When I moved, a year ago, from California to Michigan I had to get rid of “stuff”. We had to fit everything we wanted to bring into a single car! I looked at my lifetime supply of stuff and wanted to cry. I knew I was going to have to make some hard choices!
I was attached to my “stuff”. To me, they represented my past. Things like high school year books, text books from college, old notebooks. I have trophies from high school speech and debate, tapes and leaflets from my time in theater, awards from college, keepsakes from Model United Nations. There was stuff from my trips to Peru, Mexico, and India. I had thousands of pictures! Newborn clothes from my daughter, toys I did not want to let go of. Not to mention a whole wardrobe of clothes I was hoping to fit back in to one day once I lost the weight I gained from my daughter.
I had two weeks to get rid of 25 years of ” stuff”. To be honest it was incredibly hard. I did not realize until that moment how attached I really was to it all, even though I had not even looked at it all for many years but I still mourned the thought of loosing it!
So I sat down and did the task at hand. Decided what was important and what can be donated. I literally cried at some point thinking of loosing all this “stuff”. I look back and shake my head at how ridicules I was being.

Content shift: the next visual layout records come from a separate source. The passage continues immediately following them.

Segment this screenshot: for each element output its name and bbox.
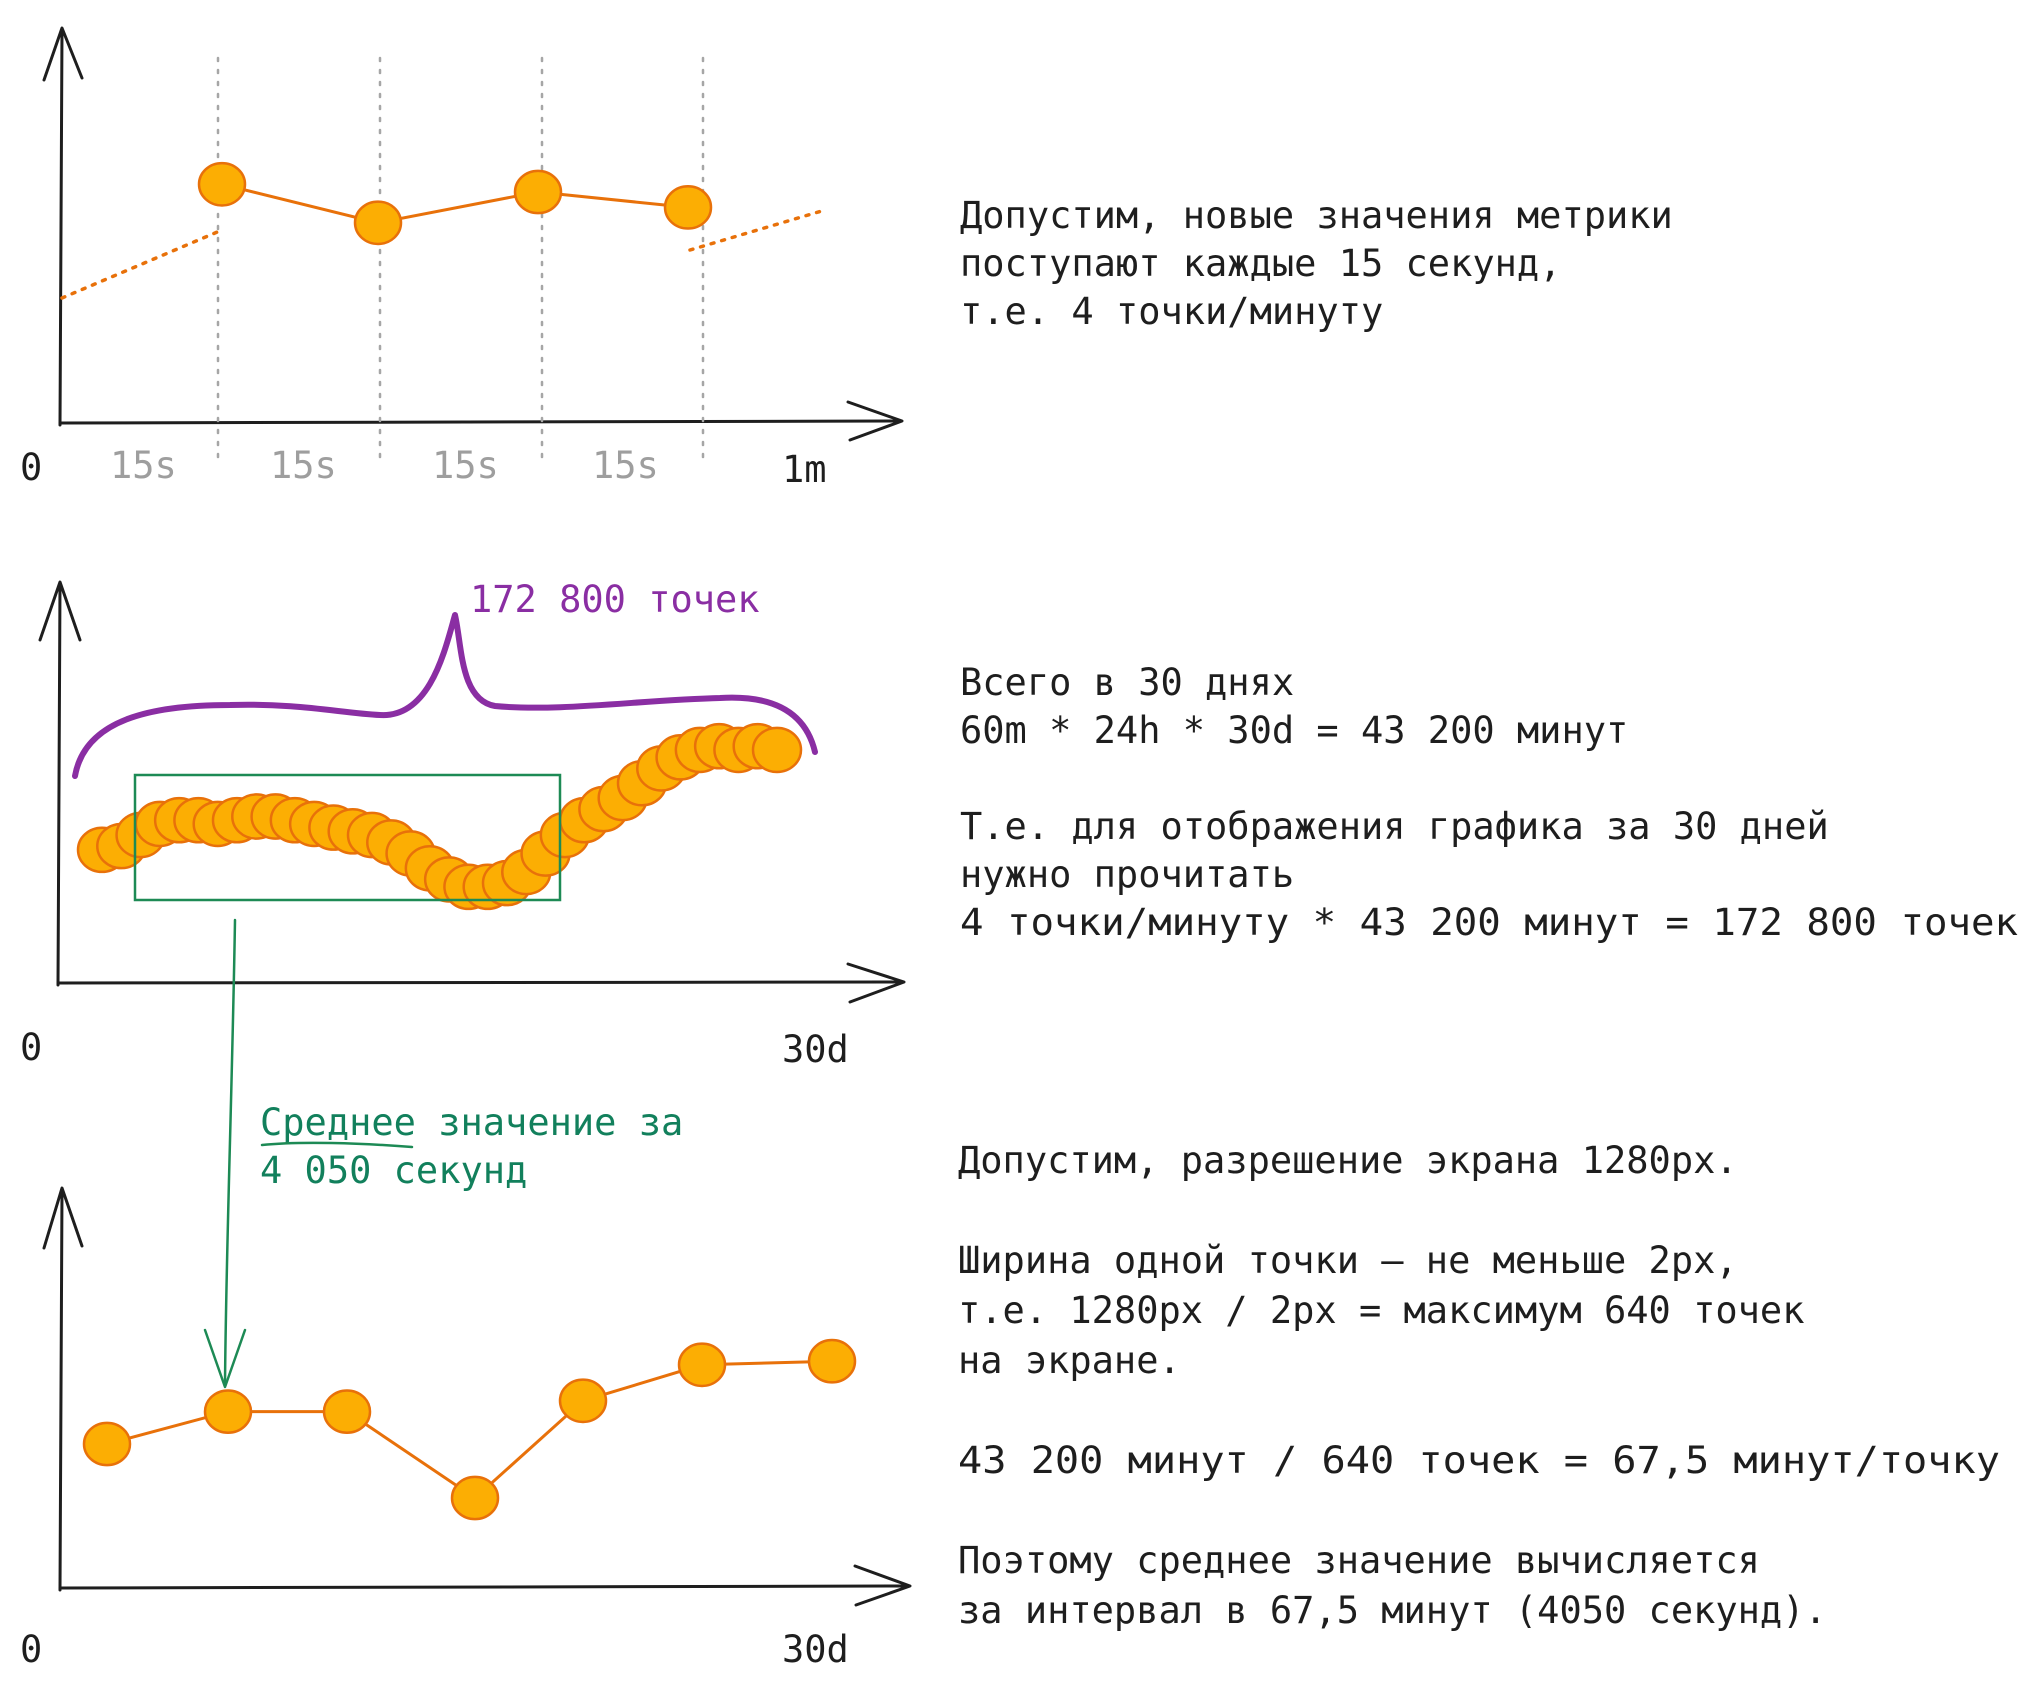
chart2-points xyxy=(76,722,803,911)
note2-line: Всего в 30 днях xyxy=(960,661,1294,704)
chart3-points xyxy=(82,1338,857,1521)
chart2-x-arrowhead xyxy=(846,962,906,1004)
average-window-label-line2: 4 050 секунд xyxy=(260,1149,527,1192)
chart1-x-start-label: 0 xyxy=(20,446,42,489)
chart3-point xyxy=(807,1338,857,1384)
chart3-x-arrowhead xyxy=(853,1564,912,1607)
note3-line: Ширина одной точки — не меньше 2px, xyxy=(958,1239,1738,1282)
note2-line: 4 точки/минуту * 43 200 минут = 172 800 … xyxy=(960,901,2018,944)
average-window-label-rest: значение за xyxy=(416,1101,683,1144)
chart1-point xyxy=(197,161,247,207)
chart1-y-axis xyxy=(58,28,64,427)
chart1-y-arrowhead xyxy=(42,26,84,82)
chart1-interval-label: 15s xyxy=(592,444,659,487)
chart-2: 172 800 точек 0 30d Среднее значение за … xyxy=(20,578,906,1389)
chart2-x-end-label: 30d xyxy=(782,1028,849,1071)
chart3-point xyxy=(558,1378,608,1424)
note1-line: Допустим, новые значения метрики xyxy=(960,194,1673,237)
chart2-x-axis xyxy=(56,980,904,985)
chart3-x-end-label: 30d xyxy=(782,1628,849,1671)
chart3-y-arrowhead xyxy=(42,1186,84,1250)
note3-line: Допустим, разрешение экрана 1280px. xyxy=(958,1139,1738,1182)
chart1-interval-label: 15s xyxy=(270,444,337,487)
chart2-y-arrowhead xyxy=(38,580,82,642)
chart3-point xyxy=(677,1342,727,1388)
note2-line: нужно прочитать xyxy=(960,853,1294,896)
chart1-interval-label: 15s xyxy=(432,444,499,487)
note1-line: поступают каждые 15 секунд, xyxy=(960,242,1561,285)
chart1-x-end-label: 1m xyxy=(782,448,827,491)
note1-line: т.е. 4 точки/минуту xyxy=(960,290,1383,333)
chart3-point xyxy=(322,1389,372,1435)
note-block-2: Всего в 30 днях 60m * 24h * 30d = 43 200… xyxy=(960,661,2018,944)
chart1-x-arrowhead xyxy=(846,400,904,442)
chart3-point xyxy=(82,1421,132,1467)
chart1-points xyxy=(197,161,713,246)
purple-brace xyxy=(72,612,818,779)
chart2-y-axis xyxy=(56,583,62,987)
chart3-x-start-label: 0 xyxy=(20,1628,42,1671)
chart1-point xyxy=(353,200,403,246)
average-arrow-shaft xyxy=(223,918,237,1387)
note-block-1: Допустим, новые значения метрики поступа… xyxy=(960,194,1673,333)
note3-line: 43 200 минут / 640 точек = 67,5 минут/то… xyxy=(958,1439,2000,1482)
average-label-underline xyxy=(260,1141,414,1149)
note-block-3: Допустим, разрешение экрана 1280px. Шири… xyxy=(958,1139,2000,1632)
note3-line: Поэтому среднее значение вычисляется xyxy=(958,1539,1760,1582)
chart2-point xyxy=(751,726,803,774)
chart1-interval-label: 15s xyxy=(110,444,177,487)
chart3-y-axis xyxy=(58,1188,64,1592)
note2-line: Т.е. для отображения графика за 30 дней xyxy=(960,805,1829,848)
average-window-label-line1: Среднее значение за xyxy=(260,1101,683,1144)
average-arrow-head xyxy=(203,1328,247,1389)
note2-line: 60m * 24h * 30d = 43 200 минут xyxy=(960,709,1628,752)
chart-3: 0 30d xyxy=(20,1186,912,1671)
average-window-rect xyxy=(133,773,562,902)
chart1-x-axis xyxy=(58,419,902,425)
note3-line: за интервал в 67,5 минут (4050 секунд). xyxy=(958,1589,1827,1632)
chart1-point xyxy=(513,169,563,215)
note3-line: на экране. xyxy=(958,1339,1181,1382)
chart3-point xyxy=(450,1475,500,1521)
brace-label: 172 800 точек xyxy=(470,578,760,621)
chart3-x-axis xyxy=(58,1584,910,1590)
chart2-x-start-label: 0 xyxy=(20,1026,42,1069)
note3-line: т.е. 1280px / 2px = максимум 640 точек xyxy=(958,1289,1804,1332)
chart1-series-line xyxy=(221,182,689,225)
chart1-point xyxy=(663,184,713,230)
chart3-point xyxy=(203,1389,253,1435)
chart-1: 0 15s 15s 15s 15s 1m xyxy=(20,26,904,491)
chart1-extrapolation-right xyxy=(688,208,827,252)
chart1-extrapolation-left xyxy=(60,228,224,300)
average-window-label-underlined: Среднее xyxy=(260,1101,416,1144)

To be fair to myself, many people leave stuff at their parents house for years but I did not not have that option. My mom lives with my grandma so no extra room there. Literally what I brought with me was what I would ever have from my past! I felt sad thinking how my daughter would not be able to go through my “stuff” and see where her mom had been and what she had done.
I just had to keep repeating to myself, ” it is just stuff!”. I became ruthless about deciding what was worth keeping. I sorted through my trophies and only kept the first place ones. I threw out my high school yearbooks realizing I didn’t really care that much about high school. I donated all those clothes that didn’t fit! I kept 2 nice pieces of Nasreen’s infant clothes and gave the rest away to people with baby girls.I went through my daughters toys, she had countless stuffed animals and such and I donated most of them! I went through the stuff from my trips and only kept the very best and most useful things. I became a minimalist with my kitchen supplies even though I am a avid cook and baker! I left myself with 2 pots, 2 pans, 1 cookie pan, 1 bundt pan, a set of stackable round cakes pans. We gave the microwave away! I even got rid of my toaster! I gave away so many cooking tools! I donated! I am a knitter and I got rid of all my yarn and needles and hooks and left myself with 1 set of knitting needles and one croquet hook! I gave away and threw out so many boxes of “stuff”.
My feelings of sadness and anxiety over loosing my stuff were soon replaced my a feeling of freedom! I looked at the dwindling “stuff ” around me and I felt unburdened by it all. The apartment had more space, I felt like I could breath more easily! I felt like I could go anywhere now! The stuff that rooted me to this spot was gone! I could travel the world if I had the money and the free time of course.
The reality is my “things” do not define how my life was lived! It was the actions of my life, the people that I met, the experiences that I had that really define who I was and where I had been! The “stuff” in our lives do not define who we are!
We are preparing to move back to California at the end of this month. As I pack up our life once again to fit into our car I find that it is easier to get rid of stuff this time around! No more tears, anxiety, or hesitation. My life feels free of “stuff” and I am ready for the road!